Only when using bitbucket pipelines I encounter this issue on different images, same error unfortunatly. I can't really point to anything why this happens.

Can you show me your bitbucket-pipeline.yml with which your code worked?

Edit: For me it definitely has to do something with how bitbucket CI/CD is set up or how the images I have used are set up.

I've tested the sec.py and sec_test.py with the bitbucket-pipeline.yml I used prev with my self run windows runner

sec_self_hosted:
  - step:
      name: "Update sec 13f filings"
      runs-on:
        - self.hosted
        - windows
      caches:
        - pip
      script:
          - python -m src.modules.sec

and the pipeline went through without any errors.

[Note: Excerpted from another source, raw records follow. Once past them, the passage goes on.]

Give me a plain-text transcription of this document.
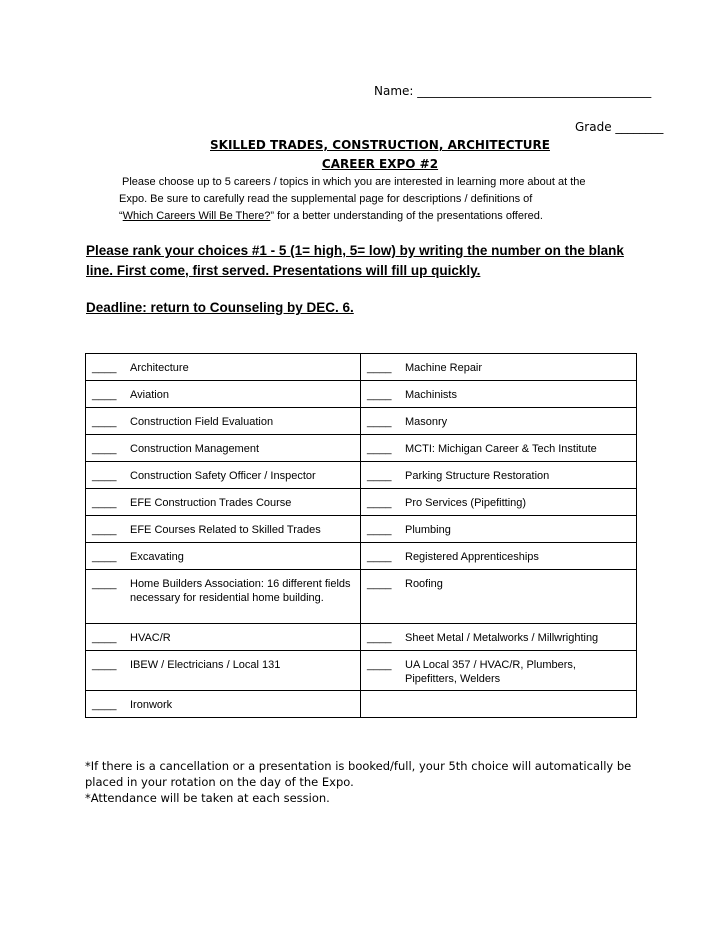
Name: _______________________________________
Grade ________
SKILLED TRADES, CONSTRUCTION, ARCHITECTURE
CAREER EXPO #2
Please choose up to 5 careers / topics in which you are interested in learning more about at the
Expo. Be sure to carefully read the supplemental page for descriptions / definitions of
“Which Careers Will Be There?” for a better understanding of the presentations offered.
Please rank your choices #1 - 5 (1= high, 5= low) by writing the number on the blank line. First come, first served. Presentations will fill up quickly.
Deadline: return to Counseling by DEC. 6.
____ Architecture	____ Machine Repair

____ Aviation	____ Machinists

____ Construction Field Evaluation	____ Masonry

____ Construction Management	____ MCTI: Michigan Career & Tech Institute

____ Construction Safety Officer / Inspector	____ Parking Structure Restoration

____ EFE Construction Trades Course	____ Pro Services (Pipefitting)

____ EFE Courses Related to Skilled Trades	____ Plumbing

____ Excavating	____ Registered Apprenticeships

____ Home Builders Association: 16 different fields necessary for residential home building.	____ Roofing

____ HVAC/R	____ Sheet Metal / Metalworks / Millwrighting

____ IBEW / Electricians / Local 131	____ UA Local 357 / HVAC/R, Plumbers, Pipefitters, Welders

____ Ironwork	

*If there is a cancellation or a presentation is booked/full, your 5th choice will automatically be placed in your rotation on the day of the Expo.
*Attendance will be taken at each session.
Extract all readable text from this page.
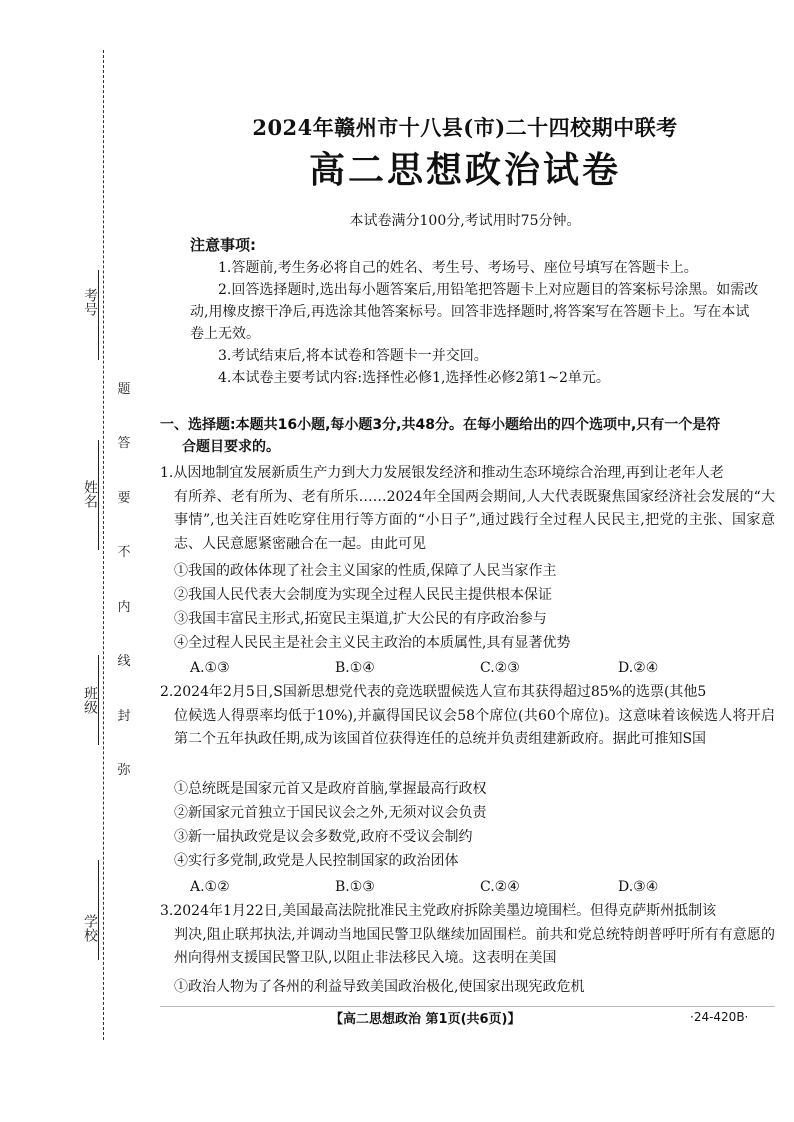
考号
姓名
班级
学校
题
答
要
不
内
线
封
弥
2024年赣州市十八县(市)二十四校期中联考
高二思想政治试卷
本试卷满分100分,考试用时75分钟。
注意事项:
1.答题前,考生务必将自己的姓名、考生号、考场号、座位号填写在答题卡上。
2.回答选择题时,选出每小题答案后,用铅笔把答题卡上对应题目的答案标号涂黑。如需改动,用橡皮擦干净后,再选涂其他答案标号。回答非选择题时,将答案写在答题卡上。写在本试卷上无效。
3.考试结束后,将本试卷和答题卡一并交回。
4.本试卷主要考试内容:选择性必修1,选择性必修2第1~2单元。
一、选择题:本题共16小题,每小题3分,共48分。在每小题给出的四个选项中,只有一个是符
合题目要求的。
1.从因地制宜发展新质生产力到大力发展银发经济和推动生态环境综合治理,再到让老年人老
有所养、老有所为、老有所乐……2024年全国两会期间,人大代表既聚焦国家经济社会发展的“大事情”,也关注百姓吃穿住用行等方面的“小日子”,通过践行全过程人民民主,把党的主张、国家意志、人民意愿紧密融合在一起。由此可见
①我国的政体体现了社会主义国家的性质,保障了人民当家作主
②我国人民代表大会制度为实现全过程人民民主提供根本保证
③我国丰富民主形式,拓宽民主渠道,扩大公民的有序政治参与
④全过程人民民主是社会主义民主政治的本质属性,具有显著优势
A.①③	B.①④	C.②③	D.②④
2.2024年2月5日,S国新思想党代表的竞选联盟候选人宣布其获得超过85%的选票(其他5
位候选人得票率均低于10%),并赢得国民议会58个席位(共60个席位)。这意味着该候选人将开启第二个五年执政任期,成为该国首位获得连任的总统并负责组建新政府。据此可推知S国
①总统既是国家元首又是政府首脑,掌握最高行政权
②新国家元首独立于国民议会之外,无须对议会负责
③新一届执政党是议会多数党,政府不受议会制约
④实行多党制,政党是人民控制国家的政治团体
A.①②	B.①③	C.②④	D.③④
3.2024年1月22日,美国最高法院批准民主党政府拆除美墨边境围栏。但得克萨斯州抵制该
判决,阻止联邦执法,并调动当地国民警卫队继续加固围栏。前共和党总统特朗普呼吁所有有意愿的州向得州支援国民警卫队,以阻止非法移民入境。这表明在美国
①政治人物为了各州的利益导致美国政治极化,使国家出现宪政危机
【高二思想政治 第1页(共6页)】	·24-420B·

philsv avatar May 10 '24 22:05 philsv

Hi @philsv , I spooled up an Ubuntu 22 server and tested this line by line to get to the bottom of this issue so thank you for your patience. The issue relates to the user agent that is passed to the SEC website. In general, the SEC requires that users identify themselves with their own user agent being passed to the website (generally this is not required when running local instances), this can simply be your name and email.

I have now updated and released a new version of the finsec package (v0.0.10) allowing you to easily pass in your own user agent when running on any server. Code would be updated as follows.


from finsec import Filing

cik = "0001536411"
filing = Filing(cik,declared_user="Joe Blog [email protected]")
filing_df = filing.latest_13f_filing
print(filing_df.head(5))
print("Done!")

git-shogg avatar May 15 '24 12:05 git-shogg

@git-shogg Amazing it works now, thank you very much for the update! :)

philsv avatar May 15 '24 13:05 philsv